In the last few years, studies have been released about Migraine and stroke risk, and Migraine and cardiovascular disease in both women and men. To all of this information, we can now add information from the Stroke Prevention in Young Women Study.
What we know…
- Migraine and stroke have some common risk factors including hypertension and patent foramen ovale (PFO).
- Migraine and stroke can both have hereditary factors.
- Migraine is considered a risk factor for ischemic stroke.
The study data that has given us this information has come from large studies that were looking at broader issues, not specifically at the relationship between Migraine disease and stroke. Thus, some questions remain.
What we don’t know…
- If the increased risk of stroke that Migraine presents applies equally to all types of Migraine, i.e., Migraine with aura, Migraine without aura, etc.
- If the increased risk applies at all ages.
- How much other risk factors such as smoking and oral contraceptives impact the risk of stroke.
The Stroke Prevention in Young Women Study
Study Background and Purpose: “Migraine with aura is associated with ischemic stroke, but few studies have investigated the clinical and anatomic features of this association. We assessed the association of probable migraine with and without visual aura with ischemic stroke within subgroups defined by stroke subtype, vascular territory, probable migraine characteristics, and other clinical features.”
The study followed 386 women ages 15 to 49 years. Based on their responses to a questionnaire on headache symptoms, subjects were classified as having no migraine, probable migraine without visual aura, or probable migraine with visual aura (PMVA).

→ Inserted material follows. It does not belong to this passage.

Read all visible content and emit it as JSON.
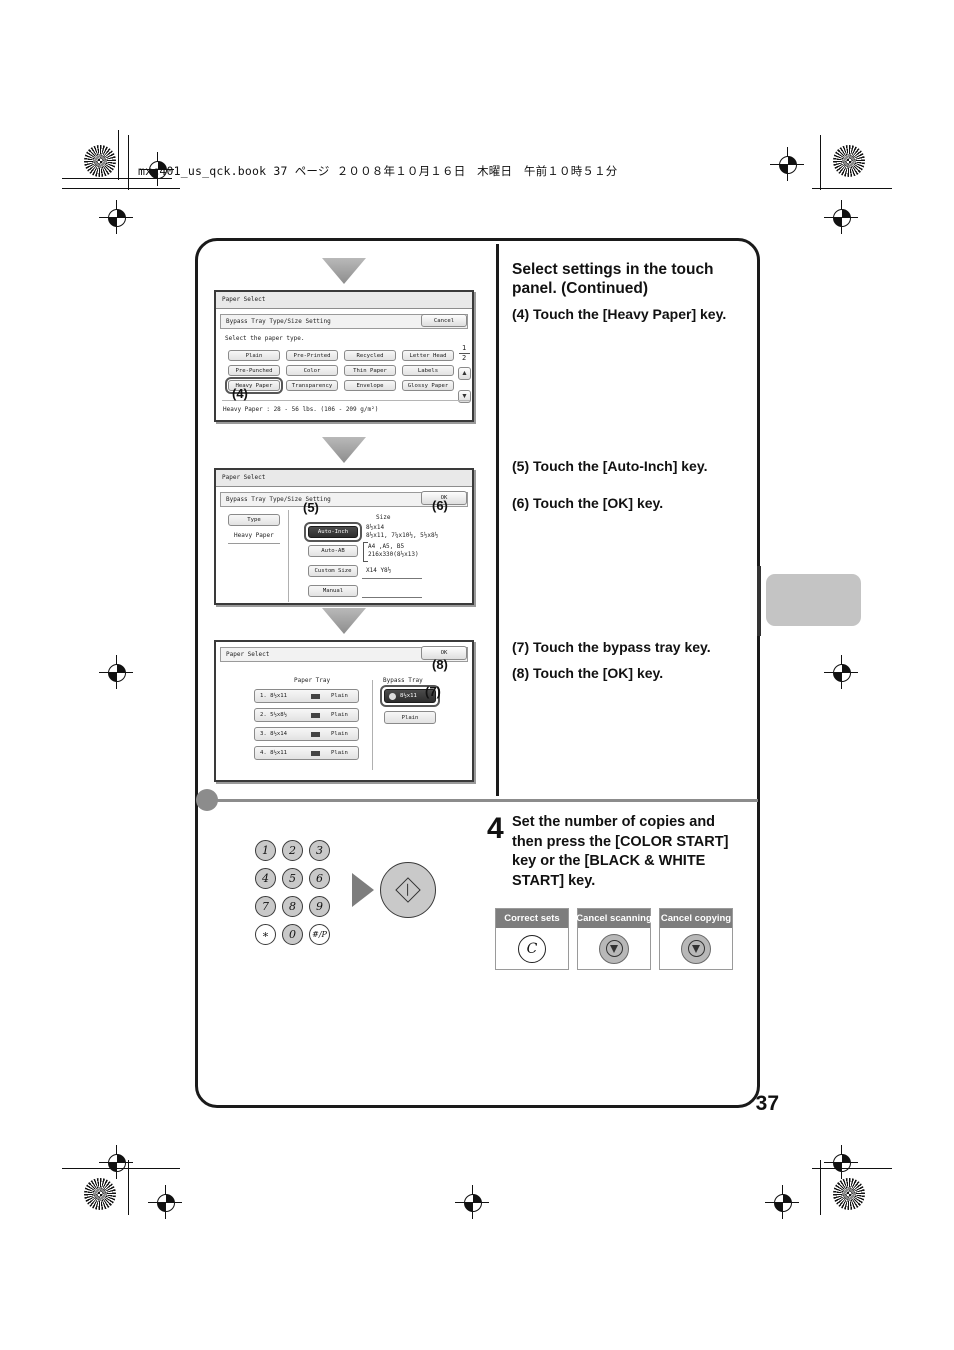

Results of the Stroke Prevention in Young Women Study
- Women with PMVA had 1.5 greater odds of ischemic stroke.
- The risk was highest in those with no history of hypertension, diabetes, or myocardial infarction compared to women with no migraine.
- Women with PMVA who smoked and used oral contraceptives had 7.0-fold higher odds of stroke than women with PMVA who were nonsmokers and non–oral contraceptive users.
- Women who had first experienced PMVA within the previous year had 6.9-fold higher adjusted odds of stroke compared to women with no history of migraine.
- No association between probable migraine without visual aura and stroke was found.